In summary, after model assumptions were adjusted to more realistic estimates by the ERG, the ICER for the NICE-recommended scenario ranges from £37,002 per QALY gained to £80,198 per QALY gained and the ICER or the sequential use of TNFi ranges from £28,553 per QALY gained to £65,558 per QALY gained (Table 2).
Scenario | Rituximab simulation | Comparator simulation | Incremental | ICER | ||||||
---|---|---|---|---|---|---|---|---|---|---|
Life-years | QALYs | Costs | Life-years | QALYs | Costs | Life-years | QALYs | Costs | Cost/QALY | |
Base case (no TNFi) – revised model | 12.747 | 3.045 | £41,279 | 12.568 | 2.318 | £30,588 | 0.179 | 0.728 | £10,691 | £14,694 |
Base case – revised model + ERG changes | 15.940 | 5.489 | £44,636 | 15.890 | 5.157 | £31,069 | 0.050 | 0.332 | £13,567 | £40,873 |
Base case – ERG changes – 50% HAQ gains | 15.792 | 4.626 | £44,793 | 15.767 | 4.456 | £31,212 | 0.025 | 0.169 | £13,581 | £80,198 |
Base case – ERG changes + longer interval | 15.940 | 5.489 | £43,351 | 15.890 | 5.157 | £31,069 | 0.050 | 0.332 | £12,282 | £37,002 |
Alternate (TNFi) – revised model | 13.028 | 3.963 | £69,901 | 12.866 | 3.457 | £63,996 | 0.162 | 0.506 | £5905 | £11,666 |
Alternate – revised model + ERG changes | 15.999 | 5.954 | £77,701 | 15.947 | 5.684 | £68,853 | 0.053 | 0.269 | £8847 | £32,855 |
Alternate – ERG changes – 50% HAQ gains | 15.843 | 4.870 | £77,800 | 15.823 | 4.737 | £69,070 | 0.021 | 0.133 | £8730 | £65,558 |
Alternate – ERG changes + longer interval | 15.999 | 5.948 | £73,173 | 15.948 | 5.678 | £65,456 | 0.051 | 0.270 | £7717 | £28,553 |
Conclusions
The consequences of the corrections and amendments made by the ERG demonstrate that the economic results for the use of rituximab no longer appear as unequivocally advantageous as suggested in the manufacturer’s submission, and may more reasonably be termed ‘borderline’ at best.
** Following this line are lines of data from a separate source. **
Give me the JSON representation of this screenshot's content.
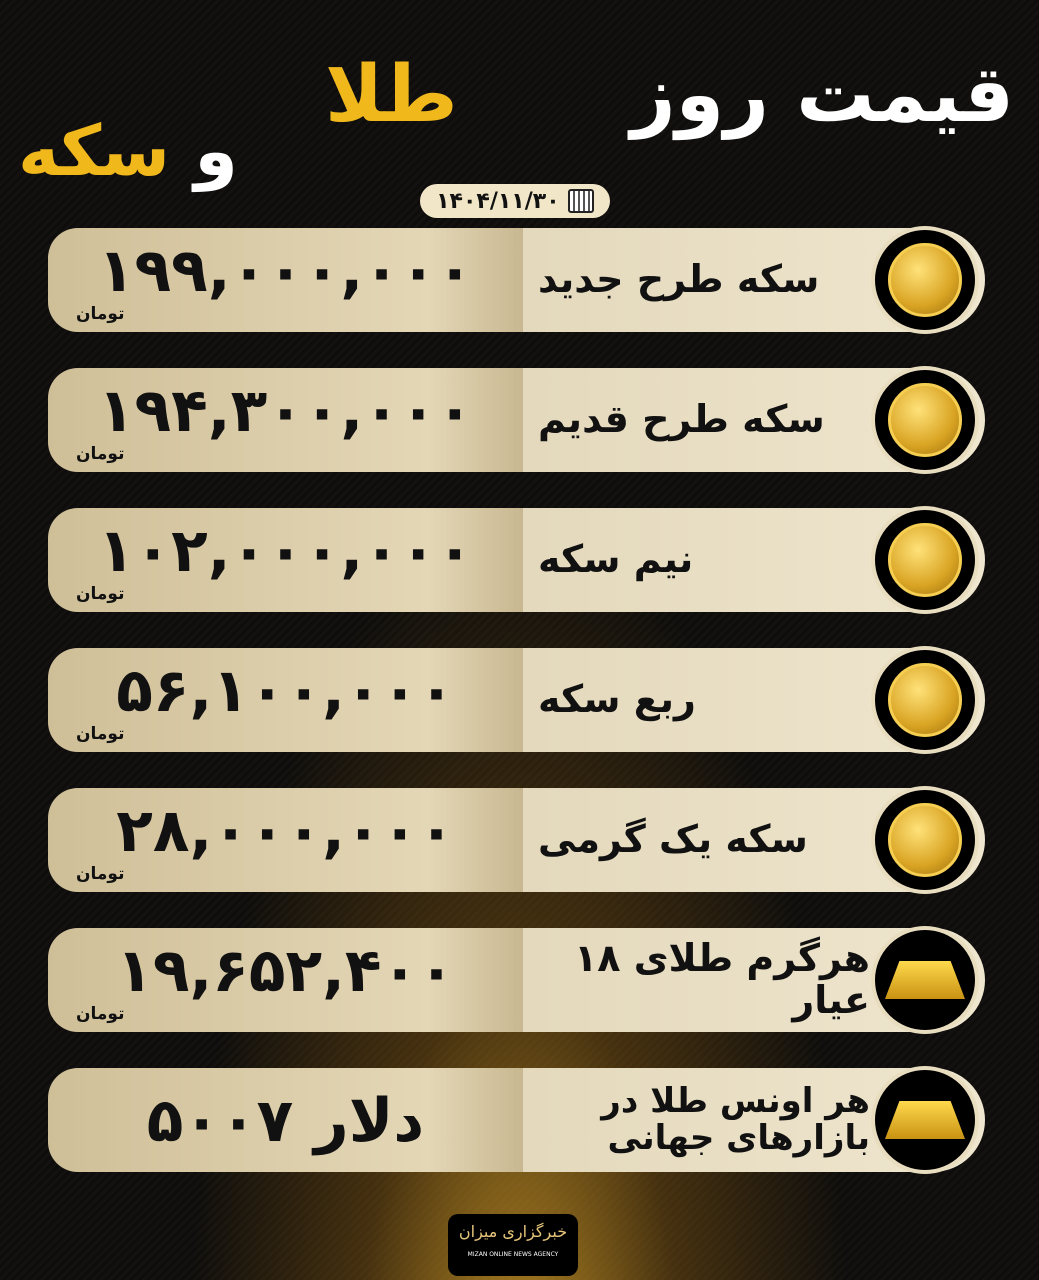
{
  "title": {
    "line1": "قیمت روز",
    "gold1": "طلا",
    "conj": "و",
    "gold2": "سکه"
  },
  "date": "۱۴۰۴/۱۱/۳۰",
  "items": [
    {
      "label": "سکه طرح جدید",
      "price": "۱۹۹,۰۰۰,۰۰۰",
      "unit": "تومان",
      "icon": "coin-new-icon"
    },
    {
      "label": "سکه طرح قدیم",
      "price": "۱۹۴,۳۰۰,۰۰۰",
      "unit": "تومان",
      "icon": "coin-old-icon"
    },
    {
      "label": "نیم سکه",
      "price": "۱۰۲,۰۰۰,۰۰۰",
      "unit": "تومان",
      "icon": "half-coin-icon"
    },
    {
      "label": "ربع سکه",
      "price": "۵۶,۱۰۰,۰۰۰",
      "unit": "تومان",
      "icon": "quarter-coin-icon"
    },
    {
      "label": "سکه یک گرمی",
      "price": "۲۸,۰۰۰,۰۰۰",
      "unit": "تومان",
      "icon": "gram-coin-icon"
    },
    {
      "label": "هرگرم طلای ۱۸ عیار",
      "price": "۱۹,۶۵۲,۴۰۰",
      "unit": "تومان",
      "icon": "gold-bar-icon"
    },
    {
      "label": "هر اونس طلا در بازارهای جهانی",
      "price": "۵۰۰۷ دلار",
      "unit": "",
      "icon": "gold-bars-coins-icon"
    }
  ],
  "footer": {
    "logo_fa": "خبرگزاری میزان",
    "logo_en": "MIZAN ONLINE NEWS AGENCY"
  },
  "colors": {
    "gold": "#f1b81c",
    "cream": "#efe6cf",
    "background": "#0b0a08"
  }
}
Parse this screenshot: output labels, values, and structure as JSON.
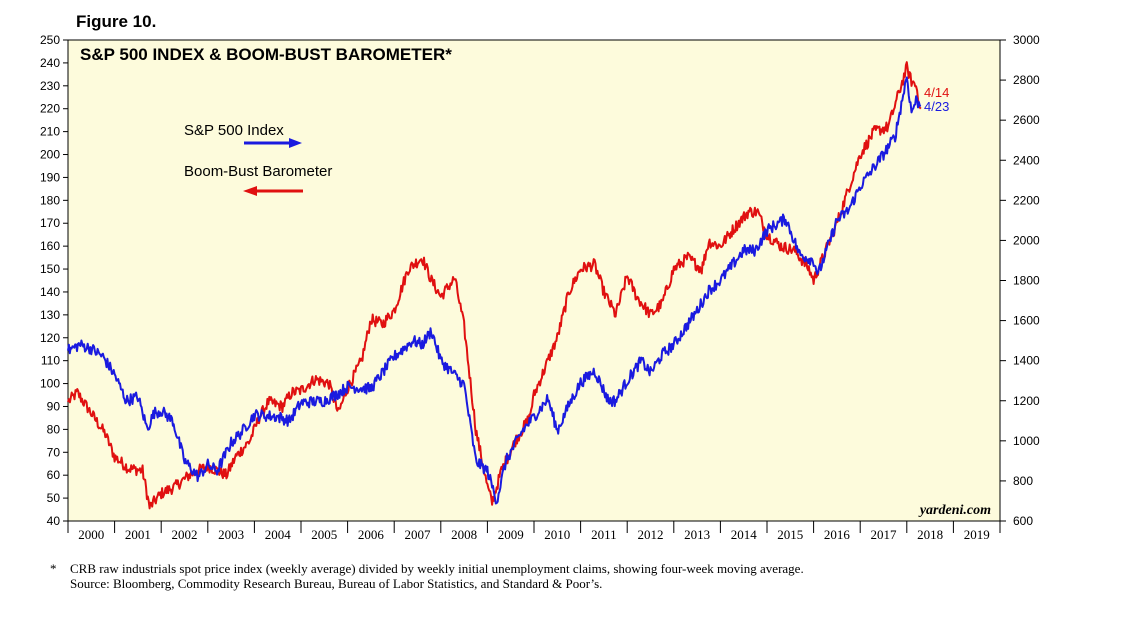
{
  "figure_label": "Figure 10.",
  "colors": {
    "sp500": "#1a1adf",
    "boom_bust": "#e01010",
    "plot_bg": "#fdfbdc"
  },
  "chart_data": {
    "type": "line",
    "title": "S&P 500 INDEX & BOOM-BUST BAROMETER*",
    "x_range": [
      2000,
      2020
    ],
    "x_tick_labels": [
      "2000",
      "2001",
      "2002",
      "2003",
      "2004",
      "2005",
      "2006",
      "2007",
      "2008",
      "2009",
      "2010",
      "2011",
      "2012",
      "2013",
      "2014",
      "2015",
      "2016",
      "2017",
      "2018",
      "2019"
    ],
    "left_axis": {
      "range": [
        40,
        250
      ],
      "ticks": [
        40,
        50,
        60,
        70,
        80,
        90,
        100,
        110,
        120,
        130,
        140,
        150,
        160,
        170,
        180,
        190,
        200,
        210,
        220,
        230,
        240,
        250
      ]
    },
    "right_axis": {
      "range": [
        600,
        3000
      ],
      "ticks": [
        600,
        800,
        1000,
        1200,
        1400,
        1600,
        1800,
        2000,
        2200,
        2400,
        2600,
        2800,
        3000
      ]
    },
    "series": [
      {
        "name": "S&P 500 Index",
        "axis": "right",
        "color": "#1a1adf",
        "end_label": "4/23",
        "points": [
          [
            2000.0,
            1450
          ],
          [
            2000.25,
            1480
          ],
          [
            2000.5,
            1460
          ],
          [
            2000.75,
            1420
          ],
          [
            2001.0,
            1330
          ],
          [
            2001.25,
            1200
          ],
          [
            2001.5,
            1220
          ],
          [
            2001.7,
            1060
          ],
          [
            2001.85,
            1140
          ],
          [
            2002.0,
            1150
          ],
          [
            2002.25,
            1100
          ],
          [
            2002.5,
            900
          ],
          [
            2002.8,
            820
          ],
          [
            2003.0,
            880
          ],
          [
            2003.2,
            850
          ],
          [
            2003.5,
            990
          ],
          [
            2003.75,
            1050
          ],
          [
            2004.0,
            1130
          ],
          [
            2004.5,
            1120
          ],
          [
            2004.75,
            1100
          ],
          [
            2005.0,
            1190
          ],
          [
            2005.5,
            1200
          ],
          [
            2005.75,
            1230
          ],
          [
            2006.0,
            1270
          ],
          [
            2006.5,
            1260
          ],
          [
            2006.75,
            1340
          ],
          [
            2007.0,
            1420
          ],
          [
            2007.4,
            1500
          ],
          [
            2007.6,
            1480
          ],
          [
            2007.8,
            1550
          ],
          [
            2008.0,
            1400
          ],
          [
            2008.5,
            1280
          ],
          [
            2008.75,
            900
          ],
          [
            2009.0,
            850
          ],
          [
            2009.2,
            700
          ],
          [
            2009.4,
            900
          ],
          [
            2009.75,
            1050
          ],
          [
            2010.0,
            1120
          ],
          [
            2010.3,
            1210
          ],
          [
            2010.5,
            1050
          ],
          [
            2010.75,
            1180
          ],
          [
            2011.0,
            1290
          ],
          [
            2011.3,
            1350
          ],
          [
            2011.6,
            1200
          ],
          [
            2011.75,
            1200
          ],
          [
            2012.0,
            1300
          ],
          [
            2012.3,
            1400
          ],
          [
            2012.5,
            1340
          ],
          [
            2012.75,
            1430
          ],
          [
            2013.0,
            1480
          ],
          [
            2013.5,
            1650
          ],
          [
            2013.75,
            1750
          ],
          [
            2014.0,
            1800
          ],
          [
            2014.5,
            1950
          ],
          [
            2014.75,
            1950
          ],
          [
            2015.0,
            2050
          ],
          [
            2015.4,
            2110
          ],
          [
            2015.7,
            1930
          ],
          [
            2016.0,
            1900
          ],
          [
            2016.1,
            1830
          ],
          [
            2016.5,
            2100
          ],
          [
            2016.75,
            2150
          ],
          [
            2017.0,
            2270
          ],
          [
            2017.5,
            2430
          ],
          [
            2017.75,
            2520
          ],
          [
            2018.0,
            2820
          ],
          [
            2018.1,
            2640
          ],
          [
            2018.2,
            2700
          ],
          [
            2018.3,
            2670
          ]
        ]
      },
      {
        "name": "Boom-Bust Barometer",
        "axis": "left",
        "color": "#e01010",
        "end_label": "4/14",
        "points": [
          [
            2000.0,
            92
          ],
          [
            2000.2,
            96
          ],
          [
            2000.4,
            90
          ],
          [
            2000.6,
            84
          ],
          [
            2000.8,
            78
          ],
          [
            2001.0,
            68
          ],
          [
            2001.3,
            63
          ],
          [
            2001.6,
            62
          ],
          [
            2001.75,
            46
          ],
          [
            2002.0,
            52
          ],
          [
            2002.3,
            55
          ],
          [
            2002.6,
            60
          ],
          [
            2003.0,
            64
          ],
          [
            2003.4,
            60
          ],
          [
            2003.6,
            68
          ],
          [
            2003.9,
            75
          ],
          [
            2004.1,
            85
          ],
          [
            2004.3,
            92
          ],
          [
            2004.6,
            90
          ],
          [
            2004.8,
            96
          ],
          [
            2005.0,
            97
          ],
          [
            2005.3,
            102
          ],
          [
            2005.6,
            100
          ],
          [
            2005.8,
            87
          ],
          [
            2006.0,
            98
          ],
          [
            2006.3,
            110
          ],
          [
            2006.5,
            128
          ],
          [
            2006.75,
            126
          ],
          [
            2007.0,
            132
          ],
          [
            2007.3,
            150
          ],
          [
            2007.6,
            155
          ],
          [
            2007.8,
            145
          ],
          [
            2008.0,
            138
          ],
          [
            2008.3,
            146
          ],
          [
            2008.5,
            125
          ],
          [
            2008.75,
            80
          ],
          [
            2009.0,
            55
          ],
          [
            2009.1,
            48
          ],
          [
            2009.3,
            62
          ],
          [
            2009.6,
            75
          ],
          [
            2009.9,
            85
          ],
          [
            2010.0,
            95
          ],
          [
            2010.3,
            110
          ],
          [
            2010.5,
            120
          ],
          [
            2010.75,
            140
          ],
          [
            2011.0,
            150
          ],
          [
            2011.3,
            152
          ],
          [
            2011.5,
            140
          ],
          [
            2011.75,
            130
          ],
          [
            2011.9,
            140
          ],
          [
            2012.0,
            147
          ],
          [
            2012.2,
            138
          ],
          [
            2012.5,
            130
          ],
          [
            2012.75,
            135
          ],
          [
            2013.0,
            150
          ],
          [
            2013.3,
            155
          ],
          [
            2013.6,
            150
          ],
          [
            2013.75,
            162
          ],
          [
            2014.0,
            160
          ],
          [
            2014.3,
            168
          ],
          [
            2014.6,
            175
          ],
          [
            2014.8,
            175
          ],
          [
            2015.0,
            165
          ],
          [
            2015.3,
            160
          ],
          [
            2015.6,
            158
          ],
          [
            2015.9,
            150
          ],
          [
            2016.0,
            145
          ],
          [
            2016.3,
            160
          ],
          [
            2016.5,
            170
          ],
          [
            2016.75,
            185
          ],
          [
            2017.0,
            200
          ],
          [
            2017.3,
            210
          ],
          [
            2017.6,
            212
          ],
          [
            2017.8,
            225
          ],
          [
            2018.0,
            238
          ],
          [
            2018.1,
            232
          ],
          [
            2018.2,
            230
          ],
          [
            2018.3,
            220
          ]
        ]
      }
    ],
    "legend": [
      {
        "label": "S&P 500 Index",
        "arrow": "right",
        "color": "#1a1adf"
      },
      {
        "label": "Boom-Bust Barometer",
        "arrow": "left",
        "color": "#e01010"
      }
    ],
    "credit": "yardeni.com"
  },
  "footnote": {
    "marker": "*",
    "line1": "CRB raw industrials spot price index (weekly average) divided by weekly initial unemployment claims, showing four-week moving average.",
    "line2": "Source: Bloomberg, Commodity Research Bureau, Bureau of Labor Statistics, and Standard & Poor’s."
  }
}
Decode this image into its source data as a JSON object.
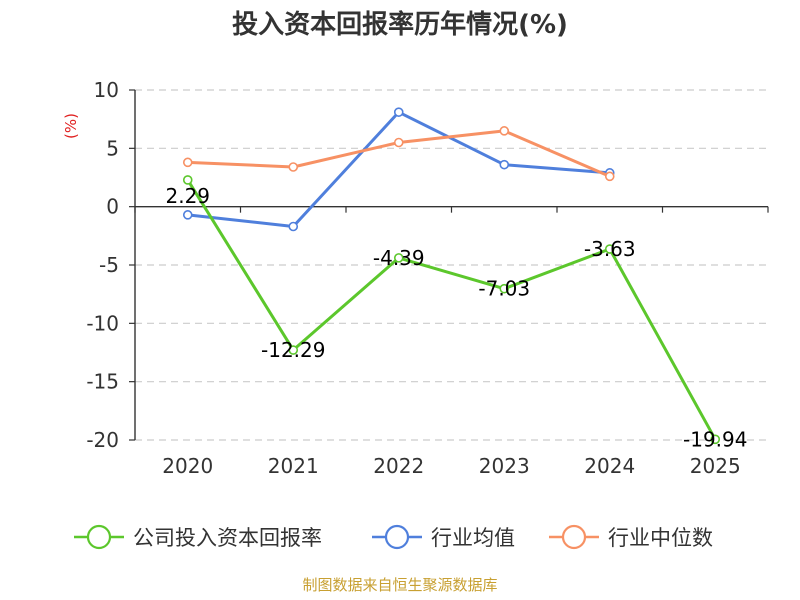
{
  "chart_data": {
    "type": "line",
    "title": "投入资本回报率历年情况(%)",
    "ylabel": "(%)",
    "xlabel": "",
    "categories": [
      "2020",
      "2021",
      "2022",
      "2023",
      "2024",
      "2025"
    ],
    "ylim": [
      -20,
      10
    ],
    "yticks": [
      10,
      5,
      0,
      -5,
      -10,
      -15,
      -20
    ],
    "grid": true,
    "legend_position": "bottom",
    "series": [
      {
        "name": "公司投入资本回报率",
        "color": "#5cc72c",
        "values": [
          2.29,
          -12.29,
          -4.39,
          -7.03,
          -3.63,
          -19.94
        ],
        "labels": [
          "2.29",
          "-12.29",
          "-4.39",
          "-7.03",
          "-3.63",
          "-19.94"
        ]
      },
      {
        "name": "行业均值",
        "color": "#4f7fdc",
        "values": [
          -0.7,
          -1.7,
          8.1,
          3.6,
          2.9,
          null
        ]
      },
      {
        "name": "行业中位数",
        "color": "#f79164",
        "values": [
          3.8,
          3.4,
          5.5,
          6.5,
          2.6,
          null
        ]
      }
    ]
  },
  "footer": {
    "source": "制图数据来自恒生聚源数据库"
  }
}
There remain important areas in which there is substantial uncertainty, which could easily invalidate economic results generated by the manufacturer’s model, most especially in relation to the long-term progression of disease and its effect on HAQ scores, and the duration of effective treatment for each of the active agents considered.
The ERG concludes that the robustness of the evidence base used in the manufacturer’s economic model is uncertain.
Summary of NICE guidance issued as a result of the STA
At the time of writing the guidance issued by NICE (August 2007) states that:
Rituximab in combination with methotrexate is recommended as an option for the treatment of adults with severe active rheumatoid arthritis who have had an inadequate response to or intolerance of other disease-modifying antirheumatic drugs (DMARDs), including treatment with at least one tumour necrosis factor-α (TNF-α) inhibitor therapy.
Disclaimers
The views and opinions expressed therein are those of the authors and do not necessarily reflect those of the Department of Health.